Situated within the Appalachian Mountain Range region, the Praxis Festival happens on the South Knowlesville Community Land Trust. The festival, offering both adult and youth programming, is a great opportunity for teachers to bring their students to experience an outdoor classroom and reconnect with the land.

The workshops give people the knowledge they need to incorporate permacultural practices into their own lives and land use. The emphasis is on using and mimicking the land’s natural processes in order to practice sustainable agriculture with the end goal of leaving no human trace on the environment. Workshop leaders share information about the importance of responsible harvesting, stressing that the rule of thumb is to take no more than 30% of whatever you are harvesting from the wild, whether it be mushrooms, berries, wild herbs, or fish.

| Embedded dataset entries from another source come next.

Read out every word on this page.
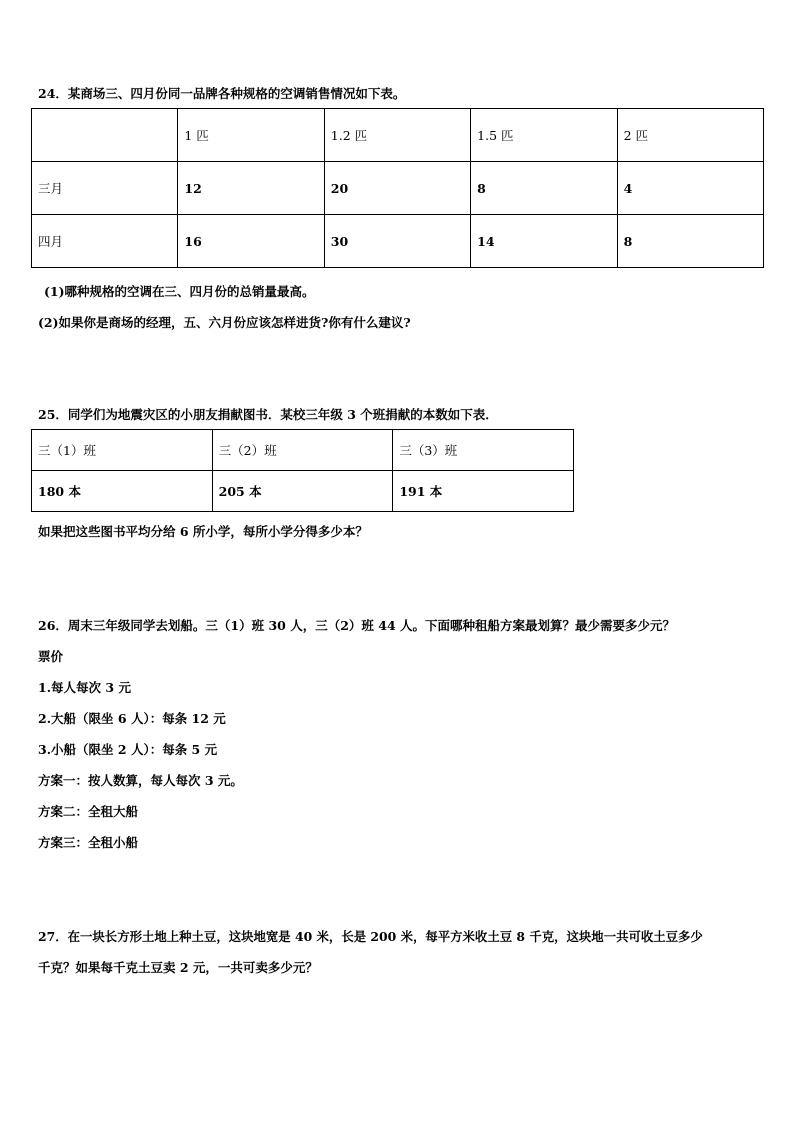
24．某商场三、四月份同一品牌各种规格的空调销售情况如下表。
	1 匹	1.2 匹	1.5 匹	2 匹
三月	12	20	8	4
四月	16	30	14	8
(1)哪种规格的空调在三、四月份的总销量最高。
(2)如果你是商场的经理，五、六月份应该怎样进货?你有什么建议?
25．同学们为地震灾区的小朋友捐献图书．某校三年级 3 个班捐献的本数如下表．
三（1）班	三（2）班	三（3）班
180 本	205 本	191 本
如果把这些图书平均分给 6 所小学，每所小学分得多少本？
26．周末三年级同学去划船。三（1）班 30 人，三（2）班 44 人。下面哪种租船方案最划算？最少需要多少元？
票价
1.每人每次 3 元
2.大船（限坐 6 人）：每条 12 元
3.小船（限坐 2 人）：每条 5 元
方案一：按人数算，每人每次 3 元。
方案二：全租大船
方案三：全租小船
27．在一块长方形土地上种土豆，这块地宽是 40 米，长是 200 米，每平方米收土豆 8 千克，这块地一共可收土豆多少
千克？如果每千克土豆卖 2 元，一共可卖多少元？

The combination of experiential workshops, local vendors, art, music, dancing, and local sustainably-sourced food, made for a vibrant and magical event this year.

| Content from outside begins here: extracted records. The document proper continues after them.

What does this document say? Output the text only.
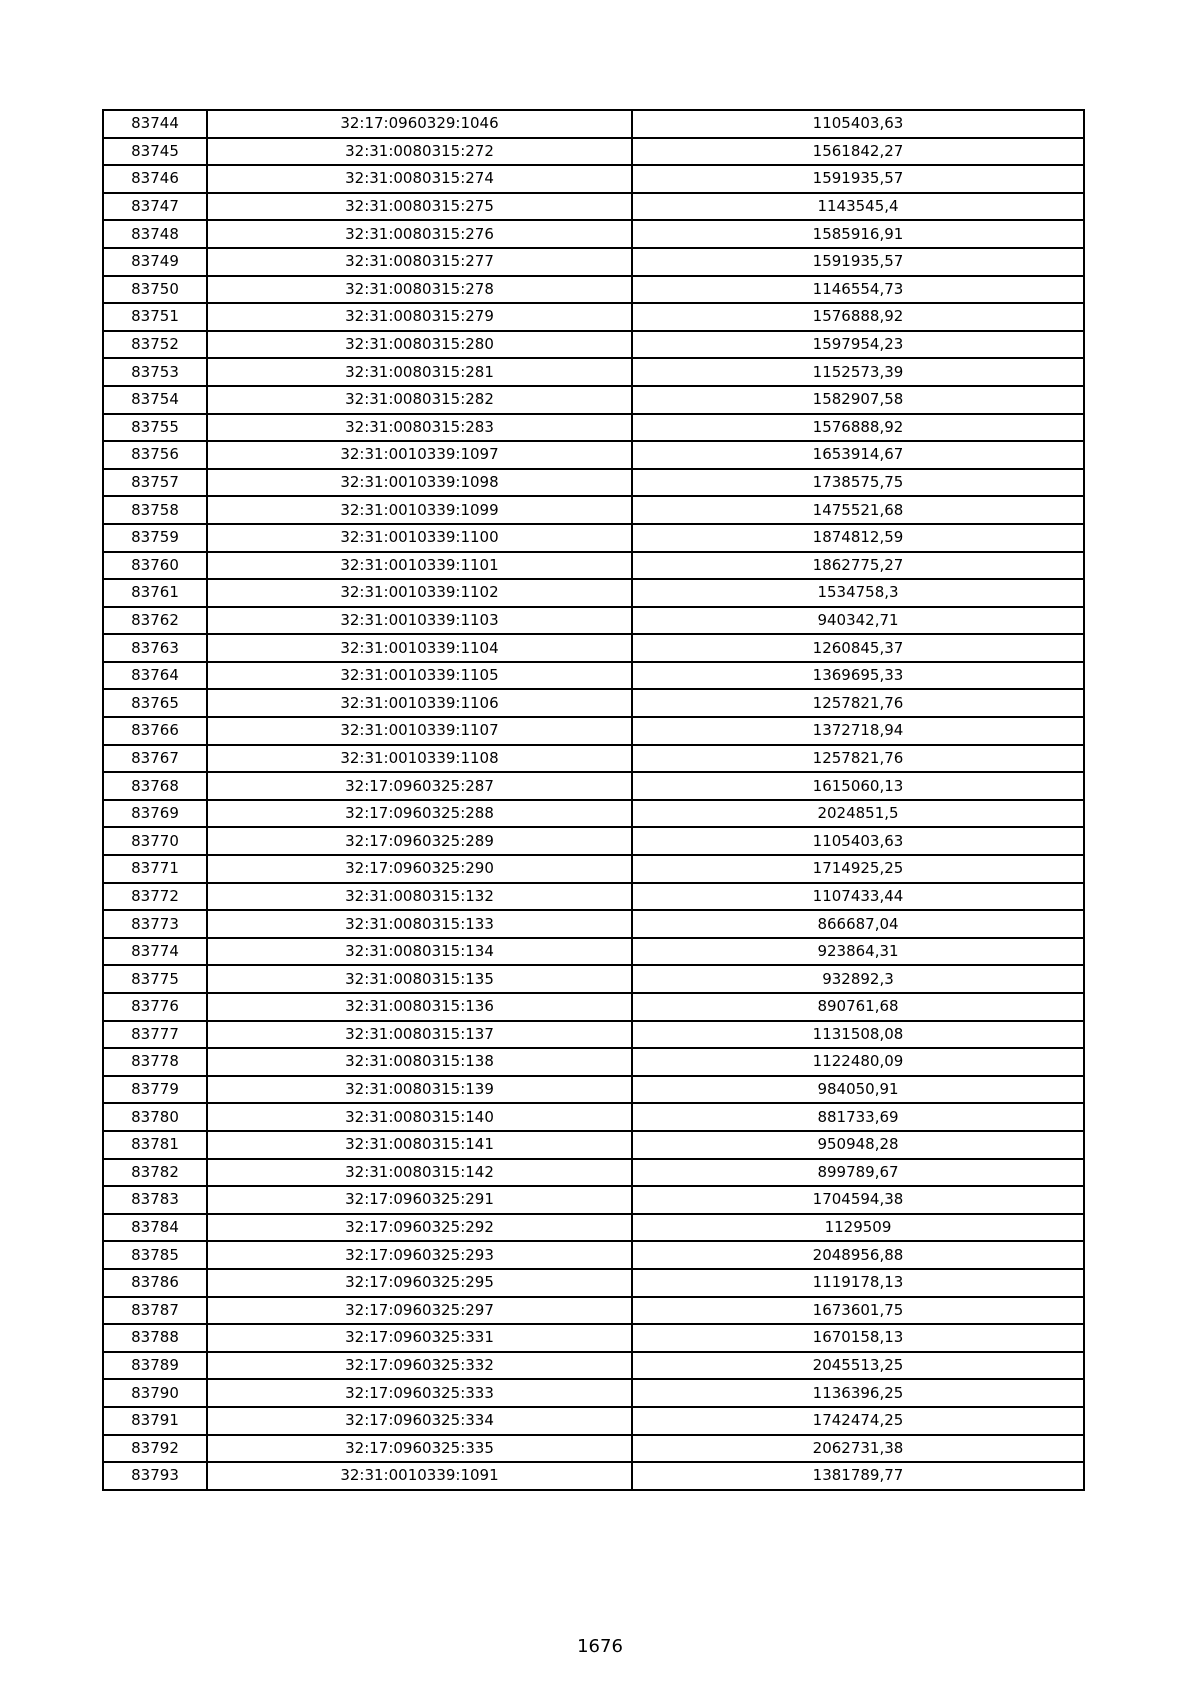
83744	32:17:0960329:1046	1105403,63
83745	32:31:0080315:272	1561842,27
83746	32:31:0080315:274	1591935,57
83747	32:31:0080315:275	1143545,4
83748	32:31:0080315:276	1585916,91
83749	32:31:0080315:277	1591935,57
83750	32:31:0080315:278	1146554,73
83751	32:31:0080315:279	1576888,92
83752	32:31:0080315:280	1597954,23
83753	32:31:0080315:281	1152573,39
83754	32:31:0080315:282	1582907,58
83755	32:31:0080315:283	1576888,92
83756	32:31:0010339:1097	1653914,67
83757	32:31:0010339:1098	1738575,75
83758	32:31:0010339:1099	1475521,68
83759	32:31:0010339:1100	1874812,59
83760	32:31:0010339:1101	1862775,27
83761	32:31:0010339:1102	1534758,3
83762	32:31:0010339:1103	940342,71
83763	32:31:0010339:1104	1260845,37
83764	32:31:0010339:1105	1369695,33
83765	32:31:0010339:1106	1257821,76
83766	32:31:0010339:1107	1372718,94
83767	32:31:0010339:1108	1257821,76
83768	32:17:0960325:287	1615060,13
83769	32:17:0960325:288	2024851,5
83770	32:17:0960325:289	1105403,63
83771	32:17:0960325:290	1714925,25
83772	32:31:0080315:132	1107433,44
83773	32:31:0080315:133	866687,04
83774	32:31:0080315:134	923864,31
83775	32:31:0080315:135	932892,3
83776	32:31:0080315:136	890761,68
83777	32:31:0080315:137	1131508,08
83778	32:31:0080315:138	1122480,09
83779	32:31:0080315:139	984050,91
83780	32:31:0080315:140	881733,69
83781	32:31:0080315:141	950948,28
83782	32:31:0080315:142	899789,67
83783	32:17:0960325:291	1704594,38
83784	32:17:0960325:292	1129509
83785	32:17:0960325:293	2048956,88
83786	32:17:0960325:295	1119178,13
83787	32:17:0960325:297	1673601,75
83788	32:17:0960325:331	1670158,13
83789	32:17:0960325:332	2045513,25
83790	32:17:0960325:333	1136396,25
83791	32:17:0960325:334	1742474,25
83792	32:17:0960325:335	2062731,38
83793	32:31:0010339:1091	1381789,77
1676
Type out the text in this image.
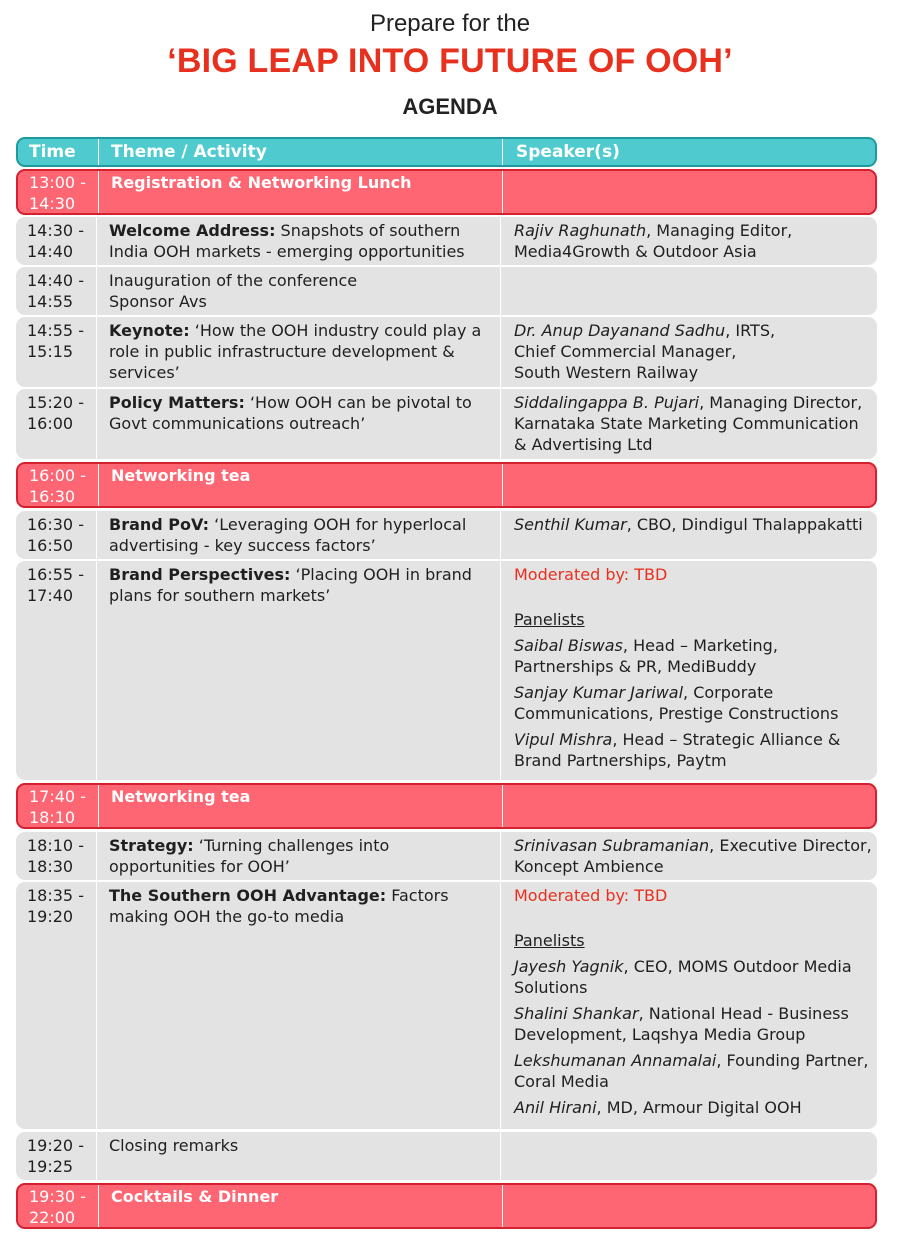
Prepare for the
‘BIG LEAP INTO FUTURE OF OOH’
AGENDA
Time	Theme / Activity	Speaker(s)
13:00 -
14:30
Registration & Networking Lunch
14:30 -
14:40
Welcome Address: Snapshots of southern India OOH markets - emerging opportunities
Rajiv Raghunath, Managing Editor, Media4Growth & Outdoor Asia
14:40 -
14:55
Inauguration of the conference
Sponsor Avs
14:55 -
15:15
Keynote: ‘How the OOH industry could play a role in public infrastructure development & services’
Dr. Anup Dayanand Sadhu, IRTS,
Chief Commercial Manager,
South Western Railway
15:20 -
16:00
Policy Matters: ‘How OOH can be pivotal to Govt communications outreach’
Siddalingappa B. Pujari, Managing Director, Karnataka State Marketing Communication & Advertising Ltd
16:00 -
16:30
Networking tea
16:30 -
16:50
Brand PoV: ‘Leveraging OOH for hyperlocal advertising - key success factors’
Senthil Kumar, CBO, Dindigul Thalappakatti
16:55 -
17:40
Brand Perspectives: ‘Placing OOH in brand plans for southern markets’
Moderated by: TBD
Panelists
Saibal Biswas, Head – Marketing, Partnerships & PR, MediBuddy
Sanjay Kumar Jariwal, Corporate Communications, Prestige Constructions
Vipul Mishra, Head – Strategic Alliance & Brand Partnerships, Paytm
17:40 -
18:10
Networking tea
18:10 -
18:30
Strategy: ‘Turning challenges into opportunities for OOH’
Srinivasan Subramanian, Executive Director, Koncept Ambience
18:35 -
19:20
The Southern OOH Advantage: Factors making OOH the go-to media
Moderated by: TBD
Panelists
Jayesh Yagnik, CEO, MOMS Outdoor Media Solutions
Shalini Shankar, National Head - Business Development, Laqshya Media Group
Lekshumanan Annamalai, Founding Partner, Coral Media
Anil Hirani, MD, Armour Digital OOH
19:20 -
19:25
Closing remarks
19:30 -
22:00
Cocktails & Dinner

During the festival, the land was divided up for different uses, including campgrounds, a relaxation area, a large outdoor kitchen and a space for making art, as well as areas for workshops and guided farm tours.

The area surrounding the dance floor was particularly striking. A large stage was set up with speakers and a turntable for the DJ. Beside the stage, a hand-crafted sign indicated an area of land called the Regenerative Forest. On the other side of the dance floor, forming a kind of wall, was a vast and stunning art piece illustrating the landscape of New Brunswick. One side showed a pristine, untouched wilderness, and the other, the environmental destruction that resource extraction inevitably creates: smoke stacks pumped smog into the air, dead fish lay in toxic rivers. It was striking to see the two potentialities side by side.

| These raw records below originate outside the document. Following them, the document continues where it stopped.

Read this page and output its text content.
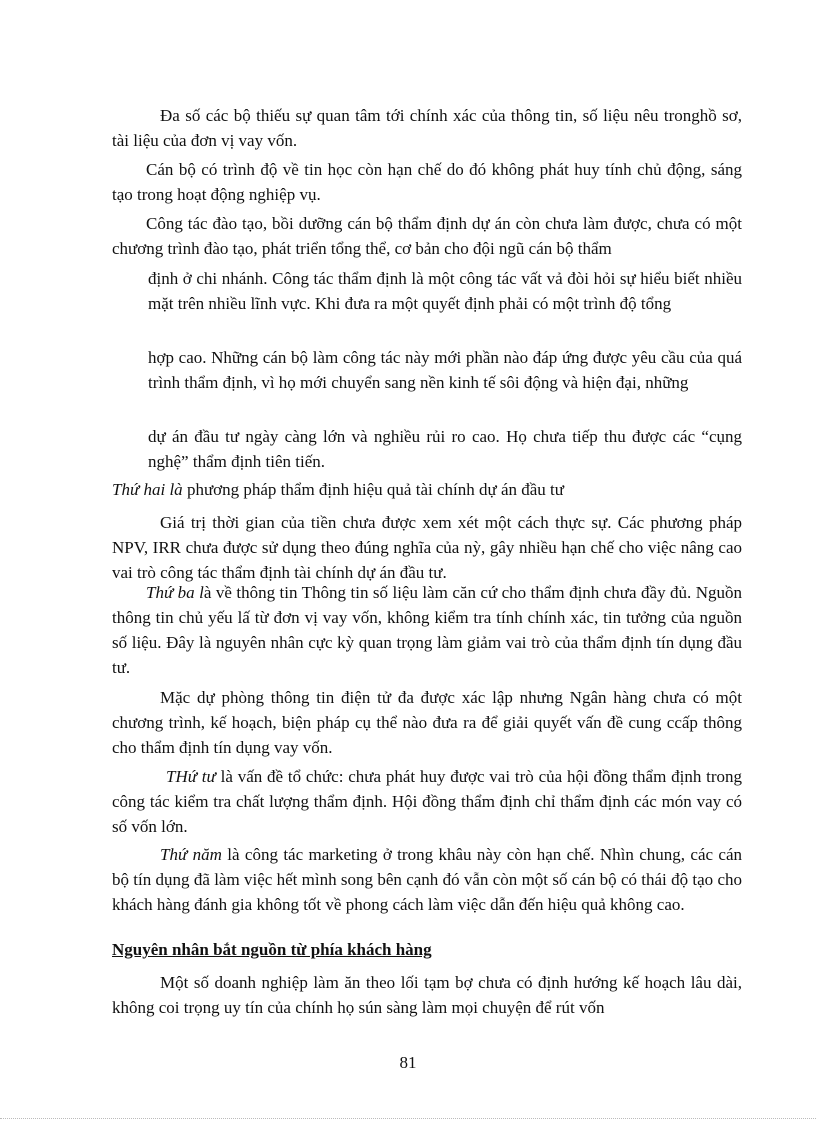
Đa số các bộ thiếu sự quan tâm tới chính xác của thông tin, số liệu nêu tronghồ sơ, tài liệu của đơn vị vay vốn.

Cán bộ có trình độ về tin học còn hạn chế do đó không phát huy tính chủ động, sáng tạo trong hoạt động nghiệp vụ.

Công tác đào tạo, bồi dưỡng cán bộ thẩm định dự án còn chưa làm được, chưa có một chương trình đào tạo, phát triển tổng thể, cơ bản cho đội ngũ cán bộ thẩm

định ở chi nhánh. Công tác thẩm định là một công tác vất vả đòi hỏi sự hiểu biết nhiều mặt trên nhiều lĩnh vực. Khi đưa ra một quyết định phải có một trình độ tổng

hợp cao. Những cán bộ làm công tác này mới phần nào đáp ứng được yêu cầu của quá trình thẩm định, vì họ mới chuyển sang nền kinh tế sôi động và hiện đại, những

dự án đầu tư ngày càng lớn và nghiều rủi ro cao. Họ chưa tiếp thu được các “cụng nghệ” thẩm định tiên tiến.

Thứ hai là phương pháp thẩm định hiệu quả tài chính dự án đầu tư

Giá trị thời gian của tiền chưa được xem xét một cách thực sự. Các phương pháp NPV, IRR chưa được sử dụng theo đúng nghĩa của nỳ, gây nhiều hạn chế cho việc nâng cao vai trò công tác thẩm định tài chính dự án đầu tư.

Thứ ba là về thông tin Thông tin số liệu làm căn cứ cho thẩm định chưa đầy đủ. Nguồn thông tin chủ yếu lấ từ đơn vị vay vốn, không kiểm tra tính chính xác, tin tưởng của nguồn số liệu. Đây là nguyên nhân cực kỳ quan trọng làm giảm vai trò của thẩm định tín dụng đầu tư.

Mặc dự phòng thông tin điện tử đa được xác lập nhưng Ngân hàng chưa có một chương trình, kế hoạch, biện pháp cụ thể nào đưa ra để giải quyết vấn đề cung ccấp thông cho thẩm định tín dụng vay vốn.

THứ tư là vấn đề tổ chức: chưa phát huy được vai trò của hội đồng thẩm định trong công tác kiểm tra chất lượng thẩm định. Hội đồng thẩm định chỉ thẩm định các món vay có số vốn lớn.

Thứ năm là công tác marketing ở trong khâu này còn hạn chế. Nhìn chung, các cán bộ tín dụng đã làm việc hết mình song bên cạnh đó vẫn còn một số cán bộ có thái độ tạo cho khách hàng đánh gia không tốt về phong cách làm việc dẫn đến hiệu quả không cao.

Nguyên nhân bắt nguồn từ phía khách hàng

Một số doanh nghiệp làm ăn theo lối tạm bợ chưa có định hướng kế hoạch lâu dài, không coi trọng uy tín của chính họ sún sàng làm mọi chuyện để rút vốn

81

As the DJ played, people gathered together on the dance floor with handfuls of barley seeds. They sowed the seeds as they danced, their feet embedding the seeds into the soil, so that their very dancing contributed to the regeneration of the forest. Someone had pulled out a clarinet and was giving the great Artie Shaw a run for his money. People of all ages danced barefoot in the sunlight.

I stood there looking at all the people dancing together, the numerous solar panels servicing the property, the lush greenery of the valley, and the rolling hills in the distance, and I felt truly hopeful for the future.

Lisa Jodoin is a doctoral student at the University of New Brunswick and a researcher and videographer with the RAVEN project.